Quote from @Steve Chaparro:
Quote from @Dan H.:
I want to preface I am not a financial advisor, CPA, tax advisor, etc. Check everything with your trusted expert.
I have some questions/comments for you to ponder (no need to answer on BP, just think if they apply to you):
- is your unit that you currently live in rent controlled? How much is it below market rent?
- how much cheaper is it to rent than to live in a purchased property? It is my belief that Los Angeles has large cash flow negative when using accurate expense estimates. How negative is the property's cash flow if using the 50% expense rule. Note at purchase with typical rent to value ratio, the property tax alone is ~20% of rent.
- Is the primary reason for the live in flip 2 year plan to not pay the gains? If so, have you considered 1031 exchange?
- What happens if at 2 years for some reason it does not make sense to sell? What could cause such a situation? Believe it or not the two conditions most likely to result in this is exact opposites. One is that RE prices have fallen to where the profit is poor. The other is prices have risen so much with an associated increase in rents that the prop 13 discount is large.
- Accelerated depreciation is not available on an OO. If you want the quickest tax write off, it is tough to beat. My Net Income Tax Savings using Bonus Depreciation for accelerated depreciation studies competed in 2024 was $256K.
- Your plan has constraint on scaling that does not exist with other options. If a rehab takes 4 months but you have to wait 2 years, that impacts the ability to scale. In addition, you can only OO one property at a time as a primary. That also impacts ability to scale.
Discuss your plan with your trusted financial/tax advisor. There are a lot of options to consider especially if write offs is a primary motivation. Cost segregation, 1031, 2 of 5, standard depreciation, RE professional, STR "loophole", stepped up basis, prop 13 in CA, etc.
Good luck
Hey Dan, I really appreciate your insights—especially around cost structure, tax implications, and scaling. You bring up some great questions that I’ve been weighing as I refine my approach.
I’m working on a two-pronged strategy where I use the Live-In Flip/Live-In Rent model to capture tax-free appreciation on primary residences, while also building long-term cash flow and equity through BRRRR and Build-to-Rent projects.
Your point about scaling constraints is spot on. The live-in flip model naturally slows the pace of acquisitions, so I'm balancing that with a parallel strategy: generating cash flow from an ATM business to fund BRRRR investments, which will later transition into Build-to-Rent.
On the tax side, I’ve been considering 1031s, cost segregation, and STR tax advantages to optimize write-offs. I see the trade-offs between appreciation and depreciation benefits, so I’m evaluating whether holding more rentals makes sense alongside the live-in flip model.

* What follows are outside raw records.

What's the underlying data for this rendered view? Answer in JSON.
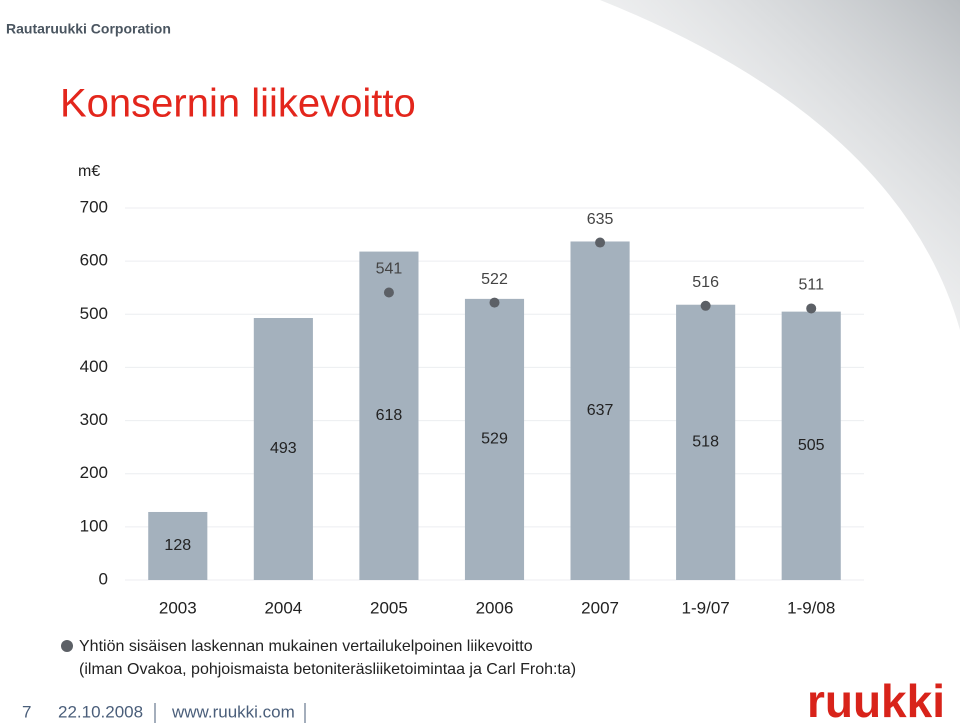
{
  "header": {
    "company": "Rautaruukki Corporation"
  },
  "chart_data": {
    "type": "bar",
    "title": "Konsernin liikevoitto",
    "y_label": "m€",
    "categories": [
      "2003",
      "2004",
      "2005",
      "2006",
      "2007",
      "1-9/07",
      "1-9/08"
    ],
    "series": [
      {
        "type": "bar",
        "color": "#a4b1bd",
        "values": [
          128,
          493,
          618,
          529,
          637,
          518,
          505
        ]
      },
      {
        "type": "scatter",
        "name": "Yhtiön sisäisen laskennan mukainen vertailukelpoinen liikevoitto",
        "color": "#5c6066",
        "values": [
          null,
          null,
          541,
          522,
          635,
          516,
          511
        ]
      }
    ],
    "legend_note": "(ilman Ovakoa, pohjoismaista betoniteräsliiketoimintaa ja Carl Froh:ta)",
    "ylim": [
      0,
      700
    ],
    "yticks": [
      0,
      100,
      200,
      300,
      400,
      500,
      600,
      700
    ],
    "grid": true
  },
  "footer": {
    "page": "7",
    "date": "22.10.2008",
    "url": "www.ruukki.com",
    "logo": "ruukki"
  }
}
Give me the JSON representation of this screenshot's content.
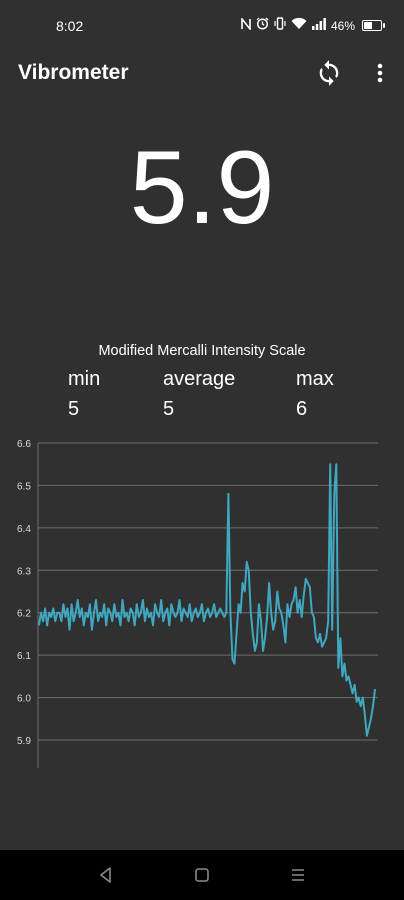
{
  "status_bar": {
    "time": "8:02",
    "battery_percent": "46%",
    "icons": [
      "nfc-icon",
      "alarm-icon",
      "vibrate-icon",
      "wifi-icon",
      "signal-icon",
      "battery-icon"
    ]
  },
  "app_bar": {
    "title": "Vibrometer",
    "actions": [
      "refresh-icon",
      "more-vert-icon"
    ]
  },
  "reading": {
    "value": "5.9"
  },
  "stats": {
    "scale_title": "Modified Mercalli Intensity Scale",
    "min_label": "min",
    "min_value": "5",
    "average_label": "average",
    "average_value": "5",
    "max_label": "max",
    "max_value": "6"
  },
  "colors": {
    "background": "#303030",
    "line": "#3fa7bf",
    "grid": "#6e6e6e",
    "nav_background": "#000000"
  },
  "chart_data": {
    "type": "line",
    "ylim": [
      5.85,
      6.6
    ],
    "yticks": [
      "6.6",
      "6.5",
      "6.4",
      "6.3",
      "6.2",
      "6.1",
      "6.0",
      "5.9"
    ],
    "ytick_values": [
      6.6,
      6.5,
      6.4,
      6.3,
      6.2,
      6.1,
      6.0,
      5.9
    ],
    "grid": "horizontal",
    "series": [
      {
        "values": [
          6.17,
          6.2,
          6.18,
          6.21,
          6.17,
          6.2,
          6.19,
          6.21,
          6.18,
          6.2,
          6.2,
          6.18,
          6.22,
          6.19,
          6.21,
          6.16,
          6.22,
          6.18,
          6.2,
          6.23,
          6.19,
          6.21,
          6.17,
          6.2,
          6.19,
          6.22,
          6.16,
          6.2,
          6.23,
          6.18,
          6.2,
          6.19,
          6.22,
          6.17,
          6.21,
          6.2,
          6.18,
          6.22,
          6.19,
          6.2,
          6.17,
          6.23,
          6.19,
          6.2,
          6.18,
          6.21,
          6.2,
          6.17,
          6.22,
          6.19,
          6.2,
          6.23,
          6.18,
          6.21,
          6.19,
          6.2,
          6.17,
          6.22,
          6.2,
          6.19,
          6.23,
          6.18,
          6.2,
          6.21,
          6.17,
          6.22,
          6.2,
          6.19,
          6.2,
          6.23,
          6.18,
          6.21,
          6.2,
          6.19,
          6.22,
          6.18,
          6.2,
          6.21,
          6.19,
          6.2,
          6.22,
          6.18,
          6.2,
          6.21,
          6.19,
          6.2,
          6.22,
          6.19,
          6.2,
          6.21,
          6.2,
          6.19,
          6.2,
          6.48,
          6.2,
          6.09,
          6.08,
          6.15,
          6.22,
          6.2,
          6.27,
          6.25,
          6.32,
          6.3,
          6.2,
          6.15,
          6.11,
          6.13,
          6.22,
          6.18,
          6.11,
          6.14,
          6.19,
          6.27,
          6.2,
          6.16,
          6.18,
          6.25,
          6.21,
          6.2,
          6.17,
          6.13,
          6.22,
          6.19,
          6.22,
          6.23,
          6.26,
          6.2,
          6.23,
          6.19,
          6.24,
          6.28,
          6.27,
          6.26,
          6.2,
          6.19,
          6.14,
          6.13,
          6.15,
          6.12,
          6.13,
          6.14,
          6.18,
          6.55,
          6.16,
          6.48,
          6.55,
          6.07,
          6.14,
          6.05,
          6.08,
          6.04,
          6.05,
          6.03,
          6.01,
          6.03,
          5.99,
          6.0,
          5.98,
          6.0,
          5.96,
          5.91,
          5.93,
          5.95,
          5.98,
          6.02
        ]
      }
    ]
  }
}
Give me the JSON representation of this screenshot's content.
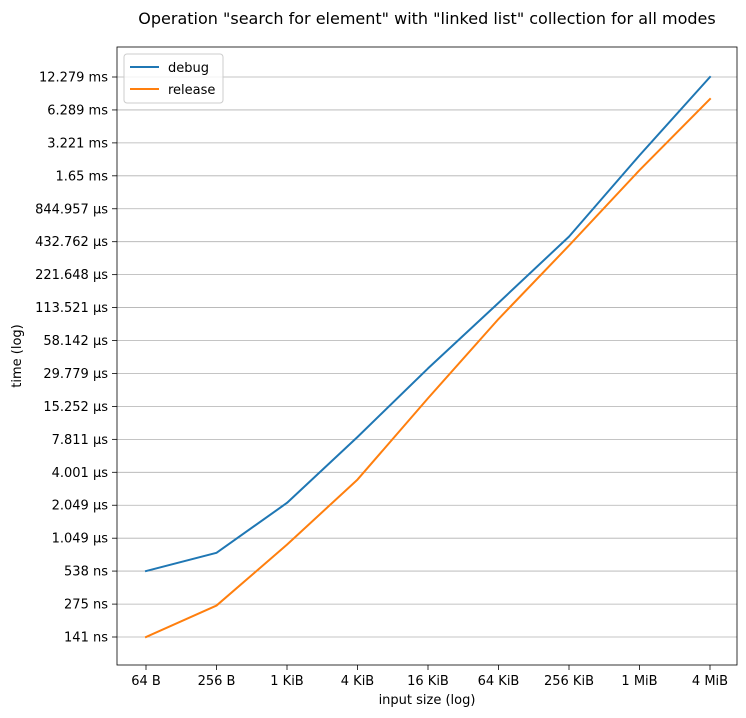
{
  "chart_data": {
    "type": "line",
    "title": "Operation \"search for element\" with \"linked list\" collection for all modes",
    "xlabel": "input size (log)",
    "ylabel": "time (log)",
    "x_scale": "log",
    "y_scale": "log",
    "x_ticks": [
      "64 B",
      "256 B",
      "1 KiB",
      "4 KiB",
      "16 KiB",
      "64 KiB",
      "256 KiB",
      "1 MiB",
      "4 MiB"
    ],
    "y_ticks": [
      "141 ns",
      "275 ns",
      "538 ns",
      "1.049 µs",
      "2.049 µs",
      "4.001 µs",
      "7.811 µs",
      "15.252 µs",
      "29.779 µs",
      "58.142 µs",
      "113.521 µs",
      "221.648 µs",
      "432.762 µs",
      "844.957 µs",
      "1.65 ms",
      "3.221 ms",
      "6.289 ms",
      "12.279 ms"
    ],
    "y_tick_values_ns": [
      141,
      275,
      538,
      1049,
      2049,
      4001,
      7811,
      15252,
      29779,
      58142,
      113521,
      221648,
      432762,
      844957,
      1650000,
      3221000,
      6289000,
      12279000
    ],
    "grid": "horizontal",
    "legend_position": "top-left",
    "series": [
      {
        "name": "debug",
        "color": "#1f77b4",
        "values_ns": [
          538,
          780,
          2150,
          8200,
          33000,
          125000,
          480000,
          2500000,
          12279000
        ]
      },
      {
        "name": "release",
        "color": "#ff7f0e",
        "values_ns": [
          141,
          267,
          920,
          3450,
          18000,
          90000,
          400000,
          1850000,
          7850000
        ]
      }
    ]
  }
}
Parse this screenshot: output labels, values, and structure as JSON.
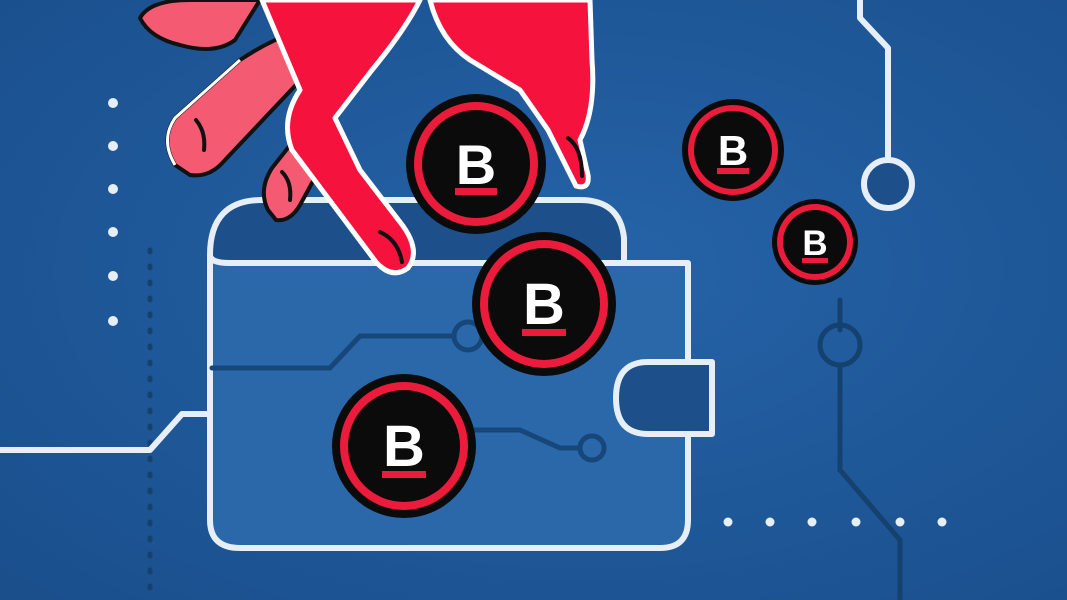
{
  "illustration": {
    "subject": "hand-dropping-coins-into-wallet",
    "colors": {
      "background": "#1f5a9c",
      "background_dark": "#18497f",
      "circuit_dark": "#15416f",
      "outline_light": "#dbe8f6",
      "wallet_fill": "#2b68aa",
      "hand_red": "#f5133e",
      "hand_pink": "#f45b73",
      "coin_ring": "#ea1b3b",
      "coin_black": "#0b0b0b"
    },
    "coin": {
      "letter": "B",
      "count": 5
    }
  }
}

Would love to hear how you’ve balanced appreciation vs. cash flow in your experience—have you leaned toward flipping, holding, or a mix of both?
My market is similar to LA that the initial cash flow is terrible, however the appeciation and rent growth have been outstanding. In addition, the value added via virtually any value add it outstanding.
Appreciation: my worst appreciating property has appreciated $2700/month over its long hold. This is likely worse than the worse of at least 75% of your local RE investors. Go to an RE meetup and have a couple of the RE investors calculate their monthly appreciation, I suspect virtually all will have done better. I have 2, maybe 3, properties that have appreciated over $10K a month over the hold. This likely beats far more than 75% of non-commercial properties (likely over 95%). You can realistically expect long term monthly appreciation between these 2 numbers.
Cash flow: rent growth is far more important for long term cash flow than the initial cash flow. What does this mean? It means that the cash flow can be outstanding for a long term hold in our markets. Many of my properties have rent ratios over 2% of purchase price, one has rent ratio over 4% of purchase price. Imagine what the cash flow could be. I will address why I used the words "can be" near the end of the post.
Value add: I completed 3 rehabs in the last year but the one I will use to make my point is a property in a very high cost area. The average PSF is over $2K. The comps showed adding a half bathroom out of existing footage added $50K of value. I am a bit skeptical, but even at 80% that would be $40K value add for a toilet and vanity. Crazy.
Tax benefits: I already mentioned the value of the cost segragations I did last year (2 properties).
Now to address the "traditional" reality. The real high cash flow is typically not achieved due to an extraction of value. I am unsure if I have ever had a loan more than 5 years and am sure I have never had a loan last 10 years. I have extracted a lot of money that has allowed me to scale. With the increase in rates that started in Q2 of 2022, there is a chance that I will have some loans that are going to go over 5 years. BTW I refinanced everything between Dec 2021 and Dec 2022. When the fed states they are going to raise rates, it is generally a good idea to believe them. My cash flow using a 40% expense ratio is a modest $19.3k/month (modest for the amount of RE holding). Imagine what my cash flow could be if I had not regularly extracted value.